What is it? Mixed Martial Arts hasn't been in this country for long, but it sure has changed a lot since the early days of the UFC. What started as a collection of fighters from strict background facing off Bloodsport-style has evolved into a mature sport with a huge following and lots of nuance.
Where you've seen it: Aside from the UFC, which will be making its way to Fox in early November, it was also given the big screen treatment in the movie Warrior starring Tom Hardy. There are also plenty of "cage fighting" scenes in movies that should be totally ignored if you don't want to sound like a jerk. What to expect: Most MMA programs consist of several parts, including a stand-up element and a grappling element. Muay Thai is common for striking and wrestling and Brazilian Jiu Jitsu are extremely common for the ground aspect. Contact will be very common and you can expect to leave exhausted most nights. Is it for you? Because there are so many aspects to MMA, it usually requires a bigger time and money commitment than some other schools. But, because you're doing so much work, it usually offers a superior workout. It's not meant for self-defense, but isn't the worst since it teaches fighters to handle a lot of diverse situations. It'll also make watching the UFC a lot more exciting.
What is it? Hailing from Japan in the late 1800s, Judo concentrates on throws and chokes, almost totally lacking strikes of any kind. Other marital arts like Sambo and Jiu Jitsu are actually off-shoots of Judo.

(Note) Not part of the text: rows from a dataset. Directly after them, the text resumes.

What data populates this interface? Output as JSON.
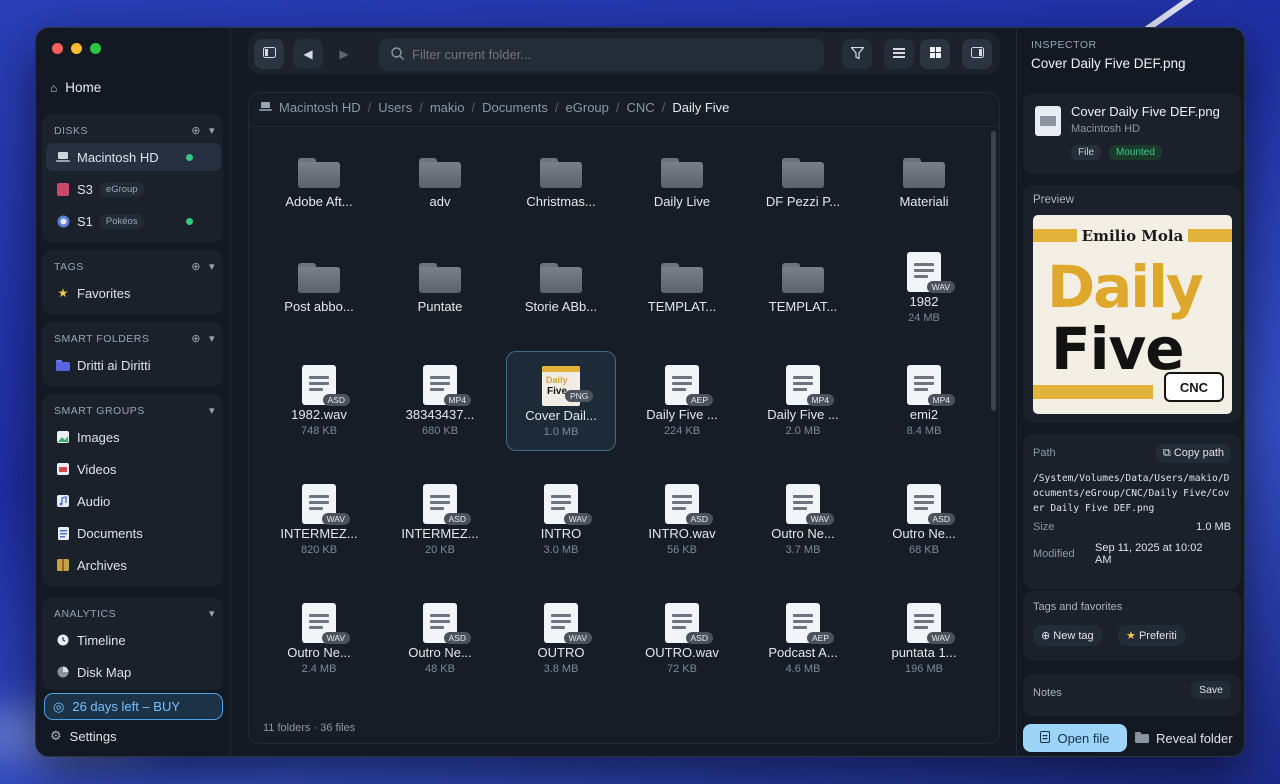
{
  "sidebar": {
    "home_label": "Home",
    "disks": {
      "header": "DISKS",
      "items": [
        {
          "label": "Macintosh HD",
          "pill": "",
          "mounted": true
        },
        {
          "label": "S3",
          "pill": "eGroup",
          "mounted": false
        },
        {
          "label": "S1",
          "pill": "Pokéos",
          "mounted": true
        }
      ]
    },
    "tags": {
      "header": "TAGS",
      "items": [
        {
          "label": "Favorites"
        }
      ]
    },
    "smart_folders": {
      "header": "SMART FOLDERS",
      "items": [
        {
          "label": "Dritti ai Diritti"
        }
      ]
    },
    "smart_groups": {
      "header": "SMART GROUPS",
      "items": [
        {
          "label": "Images",
          "icon": "image-icon"
        },
        {
          "label": "Videos",
          "icon": "video-icon"
        },
        {
          "label": "Audio",
          "icon": "audio-icon"
        },
        {
          "label": "Documents",
          "icon": "document-icon"
        },
        {
          "label": "Archives",
          "icon": "archive-icon"
        }
      ]
    },
    "analytics": {
      "header": "ANALYTICS",
      "items": [
        {
          "label": "Timeline",
          "icon": "clock-icon"
        },
        {
          "label": "Disk Map",
          "icon": "pie-icon"
        }
      ]
    },
    "trial_label": "26 days left – BUY",
    "settings_label": "Settings"
  },
  "toolbar": {
    "search_placeholder": "Filter current folder..."
  },
  "breadcrumb": [
    "Macintosh HD",
    "Users",
    "makio",
    "Documents",
    "eGroup",
    "CNC",
    "Daily Five"
  ],
  "files": [
    {
      "name": "Adobe Aft...",
      "kind": "folder"
    },
    {
      "name": "adv",
      "kind": "folder"
    },
    {
      "name": "Christmas...",
      "kind": "folder"
    },
    {
      "name": "Daily Live",
      "kind": "folder"
    },
    {
      "name": "DF Pezzi P...",
      "kind": "folder"
    },
    {
      "name": "Materiali",
      "kind": "folder"
    },
    {
      "name": "Post abbo...",
      "kind": "folder"
    },
    {
      "name": "Puntate",
      "kind": "folder"
    },
    {
      "name": "Storie ABb...",
      "kind": "folder"
    },
    {
      "name": "TEMPLAT...",
      "kind": "folder"
    },
    {
      "name": "TEMPLAT...",
      "kind": "folder"
    },
    {
      "name": "1982",
      "kind": "file",
      "badge": "WAV",
      "size": "24 MB"
    },
    {
      "name": "1982.wav",
      "kind": "file",
      "badge": "ASD",
      "size": "748 KB"
    },
    {
      "name": "38343437...",
      "kind": "file",
      "badge": "MP4",
      "size": "680 KB"
    },
    {
      "name": "Cover Dail...",
      "kind": "image",
      "badge": "PNG",
      "size": "1.0 MB",
      "selected": true
    },
    {
      "name": "Daily Five ...",
      "kind": "file",
      "badge": "AEP",
      "size": "224 KB"
    },
    {
      "name": "Daily Five ...",
      "kind": "file",
      "badge": "MP4",
      "size": "2.0 MB"
    },
    {
      "name": "emi2",
      "kind": "file",
      "badge": "MP4",
      "size": "8.4 MB"
    },
    {
      "name": "INTERMEZ...",
      "kind": "file",
      "badge": "WAV",
      "size": "820 KB"
    },
    {
      "name": "INTERMEZ...",
      "kind": "file",
      "badge": "ASD",
      "size": "20 KB"
    },
    {
      "name": "INTRO",
      "kind": "file",
      "badge": "WAV",
      "size": "3.0 MB"
    },
    {
      "name": "INTRO.wav",
      "kind": "file",
      "badge": "ASD",
      "size": "56 KB"
    },
    {
      "name": "Outro Ne...",
      "kind": "file",
      "badge": "WAV",
      "size": "3.7 MB"
    },
    {
      "name": "Outro Ne...",
      "kind": "file",
      "badge": "ASD",
      "size": "68 KB"
    },
    {
      "name": "Outro Ne...",
      "kind": "file",
      "badge": "WAV",
      "size": "2.4 MB"
    },
    {
      "name": "Outro Ne...",
      "kind": "file",
      "badge": "ASD",
      "size": "48 KB"
    },
    {
      "name": "OUTRO",
      "kind": "file",
      "badge": "WAV",
      "size": "3.8 MB"
    },
    {
      "name": "OUTRO.wav",
      "kind": "file",
      "badge": "ASD",
      "size": "72 KB"
    },
    {
      "name": "Podcast A...",
      "kind": "file",
      "badge": "AEP",
      "size": "4.6 MB"
    },
    {
      "name": "puntata 1...",
      "kind": "file",
      "badge": "WAV",
      "size": "196 MB"
    }
  ],
  "status_text": "11 folders · 36 files",
  "inspector": {
    "label": "INSPECTOR",
    "title": "Cover Daily Five DEF.png",
    "file_name": "Cover Daily Five DEF.png",
    "volume": "Macintosh HD",
    "chip_kind": "File",
    "chip_state": "Mounted",
    "preview_label": "Preview",
    "cover_author": "Emilio Mola",
    "cover_line1": "Daily",
    "cover_line2": "Five",
    "cover_logo": "CNC",
    "path_label": "Path",
    "copy_label": "Copy path",
    "path_value": "/System/Volumes/Data/Users/makio/Documents/eGroup/CNC/Daily Five/Cover Daily Five DEF.png",
    "size_label": "Size",
    "size_value": "1.0 MB",
    "modified_label": "Modified",
    "modified_value": "Sep 11, 2025 at 10:02 AM",
    "tags_label": "Tags and favorites",
    "new_tag_label": "New tag",
    "preferiti_label": "Preferiti",
    "notes_label": "Notes",
    "save_label": "Save",
    "open_label": "Open file",
    "reveal_label": "Reveal folder"
  },
  "colors": {
    "accent": "#9dd4f7",
    "mounted": "#34c780",
    "trial": "#4ea0e6"
  }
}
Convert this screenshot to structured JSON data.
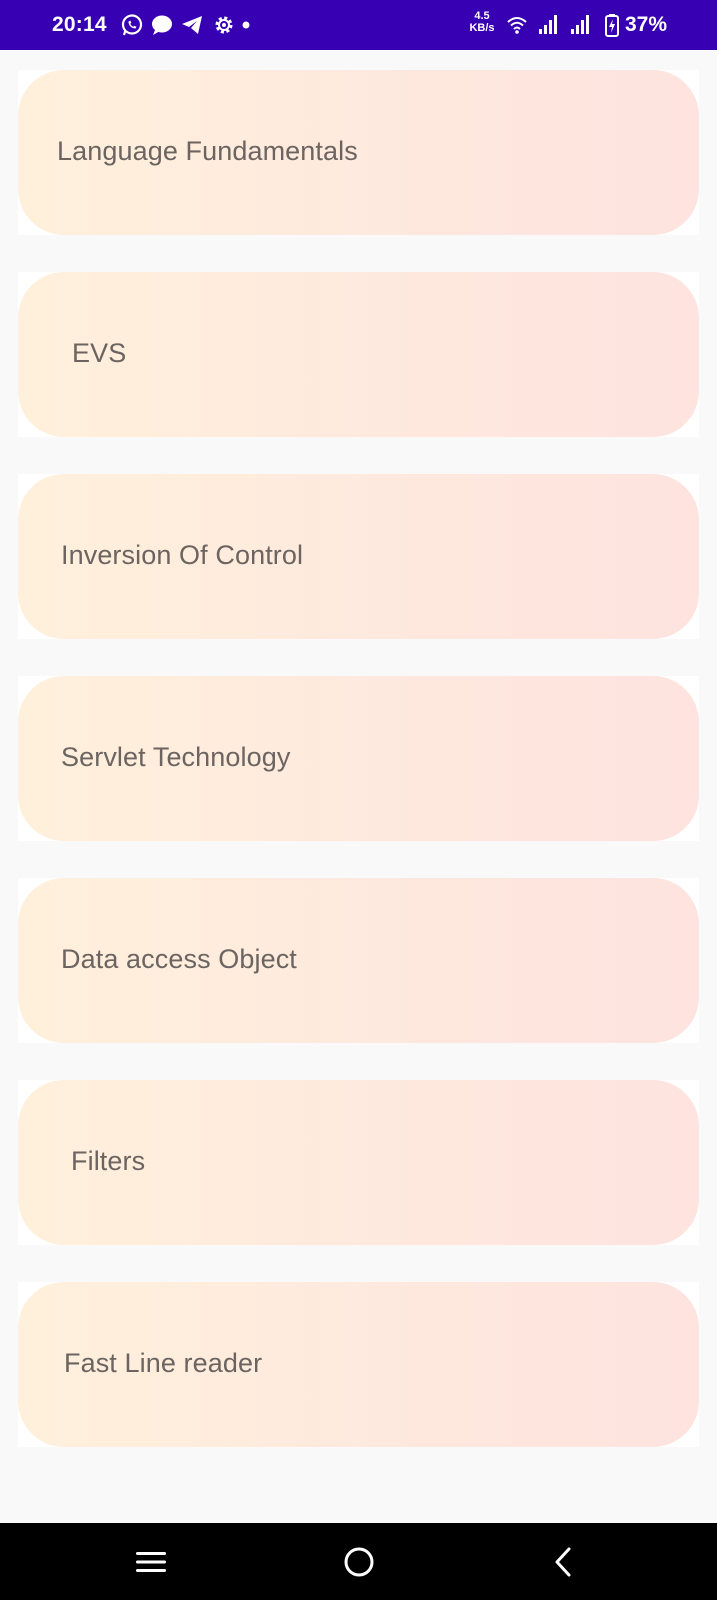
{
  "status_bar": {
    "time": "20:14",
    "left_icons": [
      "whatsapp-icon",
      "chat-bubble-icon",
      "telegram-icon",
      "settings-gear-icon",
      "notification-dot-icon"
    ],
    "network_speed_value": "4.5",
    "network_speed_unit": "KB/s",
    "right_icons": [
      "wifi-icon",
      "signal-icon",
      "signal-icon",
      "battery-charging-icon"
    ],
    "battery_percent": "37%"
  },
  "topics": [
    {
      "label": "Language Fundamentals"
    },
    {
      "label": "EVS"
    },
    {
      "label": "Inversion Of Control"
    },
    {
      "label": "Servlet Technology"
    },
    {
      "label": "Data access Object"
    },
    {
      "label": "Filters"
    },
    {
      "label": "Fast Line reader"
    }
  ],
  "nav_bar": {
    "buttons": [
      "recent-apps-icon",
      "home-icon",
      "back-icon"
    ]
  },
  "colors": {
    "status_bar": "#3700b3",
    "background": "#f9f9f9",
    "card_gradient_start": "#fff0dc",
    "card_gradient_end": "#fee3df",
    "card_text": "#6b6461",
    "nav_bar": "#000000"
  }
}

Where you've seen it: Again, there are plenty of Judo elements in MMA. If you've ever seen the legendary Fedor Emilianenko fight, you've seen him use Judo and Sambo to dominate opponents (at least until recently). Also, like Tae Kwon Do, it's an Olympic sport. What to expect: If you want to hit people, this isn't the place to be. The only time strikes are thrown are during kata or forms, which are pre-arranged fight scenarios designed to practice defending against strikes and show off the capabilities of Judo. You can also expect to get thrown on the ground. A lot. In fact, it's likely that every session, or at least most of them, will be spent practicing falling so it'll hurt less when you get taken down. Is it for you? While it has lost some ground to Brazilian Jiu Jitsu, Judo is still extremely popular when it comes to competition. While there's no striking, there's still plenty of impact and if you're in it for self-defense purposes, it's more practical than BJJ. It's a full-body workout, but your core and your grip will get the worst of it.